Why do you recommend a Global Volunteers service program in Costa Rica?
“The best part of travel in Costa Rica this way is all-inclusive lodging, food, ground transportation, an on-site team leader, and in-country orientation to help you understand the culture and service projects – everything except for airfare and free-time activities. I always give volunteers ideas and tips for planning to see the best of Costa Rica. Everything is included so that volunteers can focus on their service projects. I think the best thing people can do is combine their travel in Costa Rica with unique projects to support communities in need.”
“I think the best thing people can do is combine their travel in Costa Rica with unique projects to support communities in need.”

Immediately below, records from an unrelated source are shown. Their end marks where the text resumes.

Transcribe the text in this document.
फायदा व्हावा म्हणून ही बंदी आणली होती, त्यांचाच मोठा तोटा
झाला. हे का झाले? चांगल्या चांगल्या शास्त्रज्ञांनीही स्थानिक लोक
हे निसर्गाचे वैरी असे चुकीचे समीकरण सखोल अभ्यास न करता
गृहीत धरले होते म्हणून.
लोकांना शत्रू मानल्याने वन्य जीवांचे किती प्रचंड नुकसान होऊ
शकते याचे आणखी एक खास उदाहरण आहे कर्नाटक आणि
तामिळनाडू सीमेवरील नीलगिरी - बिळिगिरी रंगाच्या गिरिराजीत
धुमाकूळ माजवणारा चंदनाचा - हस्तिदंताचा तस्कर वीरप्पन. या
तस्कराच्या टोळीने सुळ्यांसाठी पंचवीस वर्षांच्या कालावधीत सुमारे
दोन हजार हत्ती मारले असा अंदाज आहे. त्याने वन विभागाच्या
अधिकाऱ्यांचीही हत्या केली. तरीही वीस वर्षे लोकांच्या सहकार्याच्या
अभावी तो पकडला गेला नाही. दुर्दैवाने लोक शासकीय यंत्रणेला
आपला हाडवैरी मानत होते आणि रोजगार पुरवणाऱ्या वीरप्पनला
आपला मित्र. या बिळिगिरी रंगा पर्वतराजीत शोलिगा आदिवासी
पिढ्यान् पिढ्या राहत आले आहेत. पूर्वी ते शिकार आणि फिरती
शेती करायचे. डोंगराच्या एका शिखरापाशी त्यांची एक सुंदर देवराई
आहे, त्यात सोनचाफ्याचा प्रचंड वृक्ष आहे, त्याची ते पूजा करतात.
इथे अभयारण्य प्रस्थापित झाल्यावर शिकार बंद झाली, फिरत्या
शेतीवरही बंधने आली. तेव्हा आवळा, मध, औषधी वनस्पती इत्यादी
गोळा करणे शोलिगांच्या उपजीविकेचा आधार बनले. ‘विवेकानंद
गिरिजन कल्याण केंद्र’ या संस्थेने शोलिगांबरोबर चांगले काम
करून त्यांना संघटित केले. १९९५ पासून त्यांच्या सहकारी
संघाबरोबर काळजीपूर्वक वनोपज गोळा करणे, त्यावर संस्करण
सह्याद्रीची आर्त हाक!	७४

What Volunteers Have Said About Their Costa Rica Team Leader
“Maggie is fantastic! She is an excellent communicator to both the volunteers and host community, knows tons about the culture, speaks amazing Spanish, and is sincere and genuine as a person. Global Volunteers is lucky to have her!” – Caitlyn Bixler, elementary school teacher and mother who volunteered with her husband and three kids
“Maggie is a walking advertisement for Global Volunteers. She is extremely knowledgeable about Costa Rican culture and is very keen to share that information (often repeatedly). She is patient, enthusiastic, and an excellent team leader. I couldn’t expect any more from her, she is the reason I will do another Global Volunteers program in the future.” – Robert Burge, aerospace engineer
“Maggie is a DREAM team leader. She guides with sensitivity, warmth, dedication, and delight. Maggie keeps things focused, smooth, interactive, and fun. She is open and honest and warm and sincere.” – Jen Armstrong, oncologist
Maggie Off The Clock
In her free time, Maggie is a dog lover and avid salsa dancer. She is mama to a four-legged labrador mix named Gijo, who is also bilingual. Maggie loves to play piano, read, and travel in Costa Rica, Ecuador, and wherever she can. She is close to her sisters in Minnesota and visits St. Paul usually once a year.